Au cours de toutes les affaires de dopage qui jalonnent la compétition cycliste depuis bientôt quinze ans, j’ai vu passer de temps en temps un article de PAUL FOURNEL, qui regrettait profondément les saloperies qu’on faisait au cyclisme et qui ternissaient son image, mais qui n’a jamais, pour son compte, renoncé à l’amour du vélo. Et on le comprend bien volontiers. Mais son bouquin Les Athlètes dans leur tête date (1988) d'avant l'arrivée de l'EPO, qui donne au pire canasson des ailes de crack.
Il fait dire à son ANQUETIL (des propos rapportés comme répétés à ses plus proches), dans son dernier livre : « Je crois bien que je n’aime pas, que je n’ai jamais aimé, que je n’aimerai jamais le vélo ». Dans la nouvelle qu’il lui consacre, il fait dire à son narrateur, parlant du vrai crack : « … un trait de caractère que je n’ai jamais eu et que je n’aurai jamais : un certain dégoût pour la bicyclette et une tendance à la laisser au garage plutôt que de s’entraîner ». Mais ce qui est sûr, c’est que FOURNEL, qui aime le vélo, est carrément baba devant le champion qui porte le nom de JACQUES ANQUETIL.
C’est qu’avec FOURNEL, on a vraiment l’impression d’être dans le bonhomme qui agite les jambes sur sa bicyclette, d’être au fin milieu du peloton, avec les amabilités diverses qui se déversent pendant une course : on ne voit pas pourquoi les mecs seraient muets, mais le spectateur se demande toujours : « Qu’est-ce qu’ils peuvent bien se dire ? ».
Dans Les Athlètes dans leur tête, je passe sur « La Course en tête », où le Portugais dont il est question fait le vide autour de lui, à cause d’une trajectoire erratique, et dangereuse pour ses voisins, surtout dans les sprints finaux. Une nouvelle qui commence par : « Il en va souvent ainsi des cyclistes : les plus malicieux manquent de cuisses et les plus cuissus manquent de malice. Ce Portugais était très cuissu ». A cause de l’ellipse, on dirait du VIALATTE.

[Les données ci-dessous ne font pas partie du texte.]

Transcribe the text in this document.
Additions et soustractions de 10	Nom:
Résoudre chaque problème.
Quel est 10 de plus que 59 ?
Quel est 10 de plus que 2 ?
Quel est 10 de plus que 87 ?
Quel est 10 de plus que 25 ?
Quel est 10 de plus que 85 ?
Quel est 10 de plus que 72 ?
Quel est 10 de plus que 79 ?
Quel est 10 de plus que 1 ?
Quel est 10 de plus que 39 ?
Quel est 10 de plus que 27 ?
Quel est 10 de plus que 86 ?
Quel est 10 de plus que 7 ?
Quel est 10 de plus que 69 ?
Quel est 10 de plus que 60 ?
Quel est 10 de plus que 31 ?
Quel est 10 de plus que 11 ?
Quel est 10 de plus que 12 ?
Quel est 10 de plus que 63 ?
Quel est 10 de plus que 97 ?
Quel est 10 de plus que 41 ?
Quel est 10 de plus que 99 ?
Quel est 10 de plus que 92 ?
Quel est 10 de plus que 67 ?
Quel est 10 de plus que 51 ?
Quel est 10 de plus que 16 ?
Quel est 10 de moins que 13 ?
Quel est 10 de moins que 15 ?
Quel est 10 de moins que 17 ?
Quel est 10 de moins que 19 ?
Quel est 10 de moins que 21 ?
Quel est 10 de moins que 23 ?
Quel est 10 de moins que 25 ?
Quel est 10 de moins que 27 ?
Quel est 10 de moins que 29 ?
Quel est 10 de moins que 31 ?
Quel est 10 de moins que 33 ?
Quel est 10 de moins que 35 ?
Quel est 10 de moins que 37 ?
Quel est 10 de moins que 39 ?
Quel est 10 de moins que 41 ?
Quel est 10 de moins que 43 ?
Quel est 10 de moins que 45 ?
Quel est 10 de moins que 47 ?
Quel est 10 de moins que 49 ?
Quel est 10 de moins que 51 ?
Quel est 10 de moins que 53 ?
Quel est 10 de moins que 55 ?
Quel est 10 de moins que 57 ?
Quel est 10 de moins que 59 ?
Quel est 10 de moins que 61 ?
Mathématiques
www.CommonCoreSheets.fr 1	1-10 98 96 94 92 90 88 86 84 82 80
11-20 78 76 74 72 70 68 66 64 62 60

La nouvelle finit par : « … il avait eu la sensation fugitive que le Portugais n’était pas vraiment mécontent de voir arriver cette bordure de trottoir en plein dans sa figure, à la vitesse d’une dernière gifle de béton ». Là, je ne peux pas dire qu’on dirait du VIALATTE, mais je me demande si VIALATTE n’aurait pas aimé écrire une phrase comme ça.
J’aime bien la nouvelle « Gregario » (le troupeau de l’équipe, au service exclusif de la vedette). A cause de quelques phrases, peut-être. Le gregario parle d’Yvon, le sprinter : « C’est lui qui fait rentrer l’argent dans l’équipe, c’est lui qui lève les bras sur la ligne pour qu’on puisse lire « Salami-Store » sur son maillot, à la télé, dans les journaux. Dans notre équipe, on roule pour du saucisson ». Il n’y a pas à dire : PAUL FOURNEL prend le monde tel qu’il est. Il n’en cache rien, il ne se fait aucune illusion, mais il « y va », comme on dit. C’est un choix. Ce n’est pas le mien, mais là, je respecte, parce qu’il sait écrire.
Je passe très rapidement sur « Méticuleux », canular montrant le gars qui se la joue, mais qui n’a plus envie que d’une chose : se taper la cloche dans une bonne auberge, après avoir fait semblant de partir pour l’Izoard. Je passe aussi sur « La forme », qui raconte la bonne journée (il arrive 30ème de l’étape) d’un basique qui s’étonne d’être encore dans la course. Aujourd’hui, « il était monté comme dans une chanson (…). Le revêtement rendait bien, les boyaux sifflaient juste, il passait en danseuse sans à-coups… ».
PAUL FOURNEL, on ne dira pas le contraire, aime et connaît le vélo.
Voilà ce que je dis, moi.
Le meilleur reste à venir.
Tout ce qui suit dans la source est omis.